Tennent’s blog post draws on his extensive knowledge of Scottish, British, and global economic history. He begins his analysis with a discussion of the Darien scheme of 1690, the abortive attempt by Scotland to establish a colony in Panama. His blog post also pays attention to more recent developments. Dr Tennent writes:

“The collapse of Iceland’s banking system forced it to seek a £6bn emergency loan from the International Monetary Fund; unfortunately much of this will end up being spent recompensing savers abroad. Had Scotland been independent during the present crisis, then with RBS alone loosing around £24bn in 2008 the country would also have been driven to seek aid from the IMF; the whole of Scotland’s GDP was £86bn in 2006 (although this excludes oil and gas revenue). To cover this loss alone Scotland would have been forced to spend a more than a quarter of its GDP.”

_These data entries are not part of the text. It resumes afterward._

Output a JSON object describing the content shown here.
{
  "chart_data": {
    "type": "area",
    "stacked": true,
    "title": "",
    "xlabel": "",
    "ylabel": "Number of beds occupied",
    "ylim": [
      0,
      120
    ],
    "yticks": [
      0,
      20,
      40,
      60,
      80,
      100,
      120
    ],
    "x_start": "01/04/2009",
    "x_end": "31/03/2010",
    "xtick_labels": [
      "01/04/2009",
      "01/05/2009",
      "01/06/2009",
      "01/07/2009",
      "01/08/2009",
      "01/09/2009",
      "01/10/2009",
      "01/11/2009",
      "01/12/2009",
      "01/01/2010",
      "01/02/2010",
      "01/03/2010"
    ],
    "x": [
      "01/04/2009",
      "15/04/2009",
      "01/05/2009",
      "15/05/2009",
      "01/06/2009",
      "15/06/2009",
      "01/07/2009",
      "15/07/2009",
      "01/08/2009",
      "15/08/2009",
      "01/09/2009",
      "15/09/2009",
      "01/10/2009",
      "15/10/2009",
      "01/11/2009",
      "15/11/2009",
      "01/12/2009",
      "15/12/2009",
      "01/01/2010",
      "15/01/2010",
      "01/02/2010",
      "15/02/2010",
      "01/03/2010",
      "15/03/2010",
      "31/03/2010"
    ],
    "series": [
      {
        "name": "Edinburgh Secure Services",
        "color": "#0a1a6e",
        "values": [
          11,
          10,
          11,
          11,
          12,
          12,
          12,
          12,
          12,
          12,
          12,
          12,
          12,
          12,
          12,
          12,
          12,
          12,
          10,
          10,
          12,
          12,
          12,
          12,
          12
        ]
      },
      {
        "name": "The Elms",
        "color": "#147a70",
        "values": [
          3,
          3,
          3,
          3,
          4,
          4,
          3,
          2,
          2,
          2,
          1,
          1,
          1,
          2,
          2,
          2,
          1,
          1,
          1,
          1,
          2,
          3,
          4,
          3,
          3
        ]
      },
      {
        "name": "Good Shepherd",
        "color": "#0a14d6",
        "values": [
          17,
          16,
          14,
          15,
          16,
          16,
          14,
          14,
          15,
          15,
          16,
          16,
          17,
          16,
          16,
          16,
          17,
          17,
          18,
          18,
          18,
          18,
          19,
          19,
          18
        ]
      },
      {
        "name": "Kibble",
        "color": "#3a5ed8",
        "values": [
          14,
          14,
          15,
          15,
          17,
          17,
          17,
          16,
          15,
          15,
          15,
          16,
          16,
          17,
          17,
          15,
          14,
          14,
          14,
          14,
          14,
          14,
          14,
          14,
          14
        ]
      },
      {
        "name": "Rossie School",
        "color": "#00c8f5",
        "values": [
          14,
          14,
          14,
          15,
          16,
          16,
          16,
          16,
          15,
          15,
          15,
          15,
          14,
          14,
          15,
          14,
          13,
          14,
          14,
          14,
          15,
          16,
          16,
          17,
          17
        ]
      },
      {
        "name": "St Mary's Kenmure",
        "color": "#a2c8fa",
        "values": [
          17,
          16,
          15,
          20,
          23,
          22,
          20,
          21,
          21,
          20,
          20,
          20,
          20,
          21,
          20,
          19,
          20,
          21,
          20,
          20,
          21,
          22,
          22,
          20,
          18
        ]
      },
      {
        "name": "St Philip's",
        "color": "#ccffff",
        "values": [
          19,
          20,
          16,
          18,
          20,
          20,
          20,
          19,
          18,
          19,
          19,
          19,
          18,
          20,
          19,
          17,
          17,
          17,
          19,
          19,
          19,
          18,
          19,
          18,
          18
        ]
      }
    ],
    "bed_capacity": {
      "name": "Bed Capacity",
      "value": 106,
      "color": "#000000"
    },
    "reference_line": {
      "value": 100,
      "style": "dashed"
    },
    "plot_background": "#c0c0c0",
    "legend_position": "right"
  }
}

This post should interest Canadians for two reasons. First, there is an obvious parallel between the question of Scottish independence and the separatist movement in Quebec. Would Quebec, which lacks North Sea oil, be a viable state? Second, there is the less obvious but even more important parallels between Scotland’s relationship with England and Canada’s relationship with its wealthy and populous southern neighbour. Most English-speaking Canadians would be in favour of Canada remaining independent of the USA. If they had an opinion on Scottish independence, it would probably be that Scotland should stay in the United Kingdom. Canadians are conservative in the deepest sense of the word and generally prefer to keep things as they are.   But we need to ask ourselves why, if independence is a good thing for Canada, would it be a bad thing for Quebec and Scotland?  What’s good for the goose may also be good for the gander.



2 responses

6 12 2009
Kevin Tennent

Hi Andrew, thanks for the citation. I’m not sure the issue of Canadian independence is really comparable. On this issue I would be classed I guess as a conservative, because I want things to stay the same, but this is not because of traditionalism but because I think Scotland is better off economically as part of the Union. In Canada’s case its not clear that joining the USA would help or is even necessary – isn’t it the case that Canadians enjoy a high quality of life with very high HDI measures? Scotland meanwhile has probably the lowest in HDI in western Europe as well as relatively high unemployment. If Scotland became independent it would be left on its own to deal with these issues and loose the funding it currently receives from London, which nowadays is being targeted into more preventative health initiatives. Within the EU it would also have to compete with much poorer regions of Eastern Europe for funding. If Scotland became independent in a crisis such as this its likely that there would have to be significant cutbacks in the NHS etc., making it much harder to get those HDI levels up. The SNP have never made a convincing watertight case for how oil revenue would be redistributed and used to put the Scottish economy on a long term footing; I think Scotland needs to prove that it can be self-reliant within the union before it even thinks about doing it outside the union. A full transition to a knowledge economy that can include all Scots is a must.

8 12 2009

Hi Kevin,

My point was to get people think hard about both the “small is beautiful” mantra of Scottish and Quebec nationalists and the “big is always great” mantra of proponents of the EU and continental integration in North America.

The point about HDI is a good one, but Canada has been slipping in the HDI ratings because productivity growth is so slow in Canada (a fraction of productivity growth in the USA).